At 25°C, 20.0 mL of 0.2 M weak monoprotic acid HX is titrated against 0.2 M NaOH. The pH of the solution (a) at the start of the titration (when NaOH has not been added) and (b) when 10 mL of NaOH is added respectively, are :
Given: $$K_a = 5 \times 10^{-4}$$,
$$pK_a = 3.3$$,
$$\alpha \ll 1$$

(a) Initial pH (before adding NaOH)

Molar concentration of the weak acid $$HX$$ is $$C = 0.2\;{\rm M}$$ and its acid-dissociation constant is $$K_a = 5 \times 10^{-4}$$.
Because the acid is weak and the degree of ionisation is small (given $$\alpha \ll 1$$), we can use the approximation

$$[H^+] = \sqrt{K_a\,C}$$

Substituting the values:

$$[H^+] = \sqrt{(5 \times 10^{-4})(0.2)} = \sqrt{1.0 \times 10^{-4}} = 1.0 \times 10^{-2}\;{\rm M}$$

Hence

$$\text{pH} = -\log(1.0 \times 10^{-2}) = 2.0$$

(b) pH after adding 10.0 mL of 0.2 M NaOH

Step 1: Calculate moles before reaction.
Moles of $$HX$$ initially:

$$n_{HX}^{\,\text{initial}} = 0.2\;{\rm M} \times 20.0{\rm \,mL} = 0.2 \times 0.020 = 0.004\;{\rm mol}$$

Moles of $$NaOH$$ added:

$$n_{NaOH} = 0.2\;{\rm M} \times 10.0{\rm \,mL} = 0.2 \times 0.010 = 0.002\;{\rm mol}$$

Step 2: Perform the neutralisation reaction $$HX + OH^- \rightarrow X^- + H_2O$$.
Since $$n_{OH^-} = \frac{1}{2}\,n_{HX}^{\,\text{initial}}$$, one-half of the acid is neutralised.

After reaction:

Unreacted $$HX$$: $$0.004 - 0.002 = 0.002\;{\rm mol}$$
Formed salt $$NaX$$: $$0.002\;{\rm mol}$$

Step 3: Find concentrations in the final volume.
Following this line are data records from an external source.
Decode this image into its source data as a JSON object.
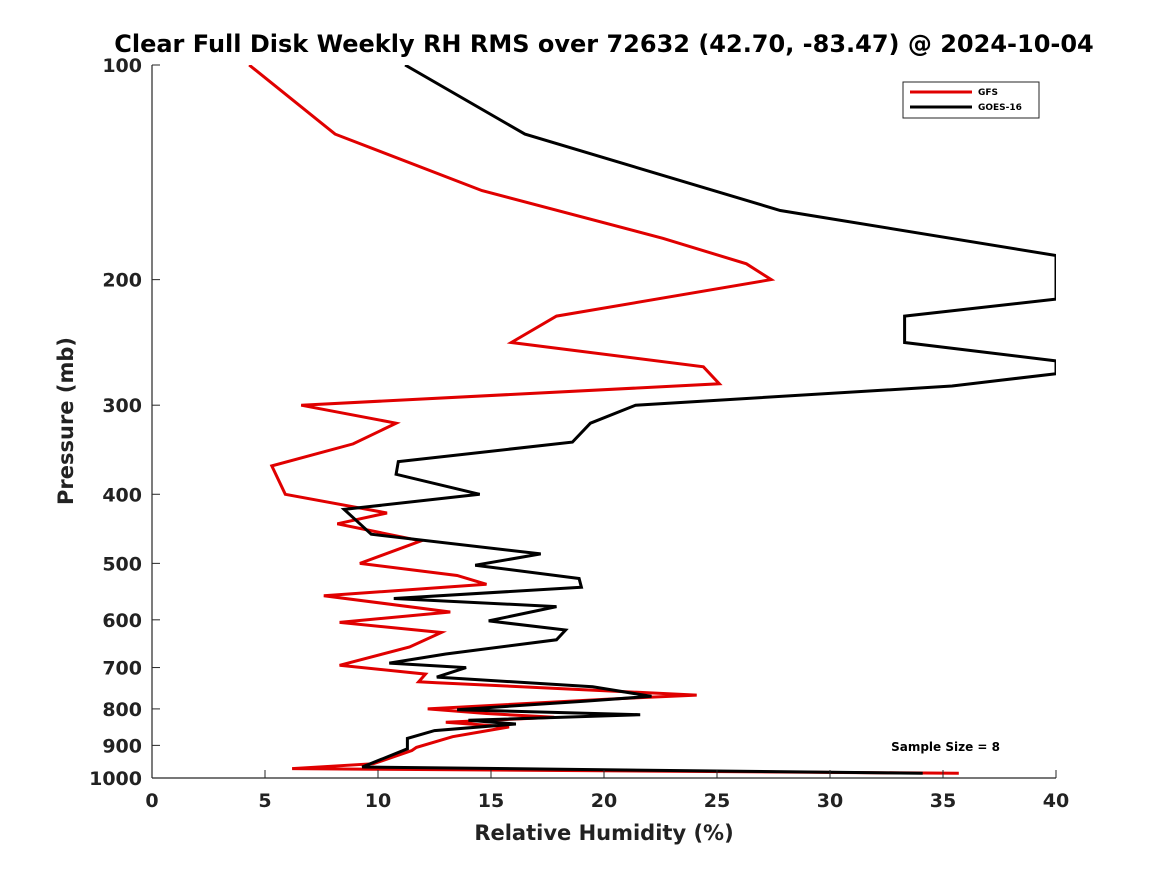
{
  "chart_data": {
    "type": "line",
    "title": "Clear Full Disk Weekly RH RMS over 72632 (42.70, -83.47) @ 2024-10-04",
    "xlabel": "Relative Humidity (%)",
    "ylabel": "Pressure (mb)",
    "xlim": [
      0,
      40
    ],
    "ylim": [
      100,
      1000
    ],
    "y_scale": "log",
    "y_reversed": true,
    "x_ticks": [
      0,
      5,
      10,
      15,
      20,
      25,
      30,
      35,
      40
    ],
    "y_ticks": [
      100,
      200,
      300,
      400,
      500,
      600,
      700,
      800,
      900,
      1000
    ],
    "grid": false,
    "legend_position": "top-right",
    "annotation": "Sample Size = 8",
    "series": [
      {
        "name": "GFS",
        "color": "#e00000",
        "points": [
          [
            4.3,
            100
          ],
          [
            8.1,
            125
          ],
          [
            14.6,
            150
          ],
          [
            22.6,
            175
          ],
          [
            26.3,
            190
          ],
          [
            27.4,
            200
          ],
          [
            17.9,
            225
          ],
          [
            15.9,
            245
          ],
          [
            24.4,
            265
          ],
          [
            25.1,
            280
          ],
          [
            6.6,
            300
          ],
          [
            10.8,
            318
          ],
          [
            8.9,
            340
          ],
          [
            5.3,
            365
          ],
          [
            5.9,
            400
          ],
          [
            10.4,
            425
          ],
          [
            8.2,
            440
          ],
          [
            11.9,
            465
          ],
          [
            9.2,
            500
          ],
          [
            13.5,
            520
          ],
          [
            14.8,
            535
          ],
          [
            7.6,
            555
          ],
          [
            13.2,
            585
          ],
          [
            8.3,
            605
          ],
          [
            12.8,
            625
          ],
          [
            11.4,
            655
          ],
          [
            8.3,
            695
          ],
          [
            12.1,
            715
          ],
          [
            11.8,
            733
          ],
          [
            12.6,
            735
          ],
          [
            24.1,
            765
          ],
          [
            20.2,
            775
          ],
          [
            12.2,
            800
          ],
          [
            14.8,
            812
          ],
          [
            17.8,
            822
          ],
          [
            13.0,
            835
          ],
          [
            15.8,
            848
          ],
          [
            13.3,
            875
          ],
          [
            11.7,
            906
          ],
          [
            11.5,
            915
          ],
          [
            9.8,
            955
          ],
          [
            6.2,
            970
          ],
          [
            9.8,
            972
          ],
          [
            35.7,
            985
          ]
        ]
      },
      {
        "name": "GOES-16",
        "color": "#000000",
        "points": [
          [
            11.2,
            100
          ],
          [
            16.5,
            125
          ],
          [
            27.8,
            160
          ],
          [
            40.0,
            185
          ],
          [
            40.0,
            213
          ],
          [
            33.3,
            225
          ],
          [
            33.3,
            245
          ],
          [
            40.0,
            260
          ],
          [
            40.0,
            271
          ],
          [
            35.4,
            282
          ],
          [
            21.4,
            300
          ],
          [
            19.4,
            318
          ],
          [
            18.6,
            338
          ],
          [
            10.9,
            360
          ],
          [
            10.8,
            375
          ],
          [
            14.5,
            400
          ],
          [
            8.5,
            420
          ],
          [
            9.2,
            440
          ],
          [
            9.7,
            455
          ],
          [
            17.2,
            485
          ],
          [
            14.3,
            503
          ],
          [
            18.9,
            525
          ],
          [
            19.0,
            540
          ],
          [
            10.7,
            560
          ],
          [
            17.9,
            575
          ],
          [
            14.9,
            602
          ],
          [
            18.3,
            620
          ],
          [
            17.9,
            640
          ],
          [
            13.0,
            670
          ],
          [
            10.5,
            690
          ],
          [
            13.9,
            700
          ],
          [
            12.6,
            722
          ],
          [
            19.5,
            745
          ],
          [
            22.1,
            768
          ],
          [
            19.2,
            780
          ],
          [
            13.5,
            802
          ],
          [
            21.6,
            815
          ],
          [
            14.0,
            830
          ],
          [
            16.1,
            840
          ],
          [
            12.5,
            858
          ],
          [
            11.3,
            880
          ],
          [
            11.3,
            910
          ],
          [
            9.3,
            965
          ],
          [
            34.1,
            985
          ]
        ]
      }
    ]
  }
}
Final volume $$V_{\text{final}} = 20.0{\rm \,mL} + 10.0{\rm \,mL} = 30.0{\rm \,mL} = 0.030{\rm \,L}$$

$$[HX] = \frac{0.002}{0.030} = 0.0667\;{\rm M}$$
$$[X^-] = \frac{0.002}{0.030} = 0.0667\;{\rm M}$$

Step 4: Use the Henderson-Hasselbalch equation for the buffer $$HX/X^-$$:

$$\text{pH} = pK_a + \log\frac{[X^-]}{[HX]}$$

Because $$[X^-] = [HX]$$, the logarithmic term is zero:

$$\text{pH} = pK_a = 3.3$$

Results
(a) $$\text{pH} = 2.0$$; (b) $$\text{pH} = 3.3$$

Therefore the correct choice is Option B which is: (a) 2.0, (b) 3.3.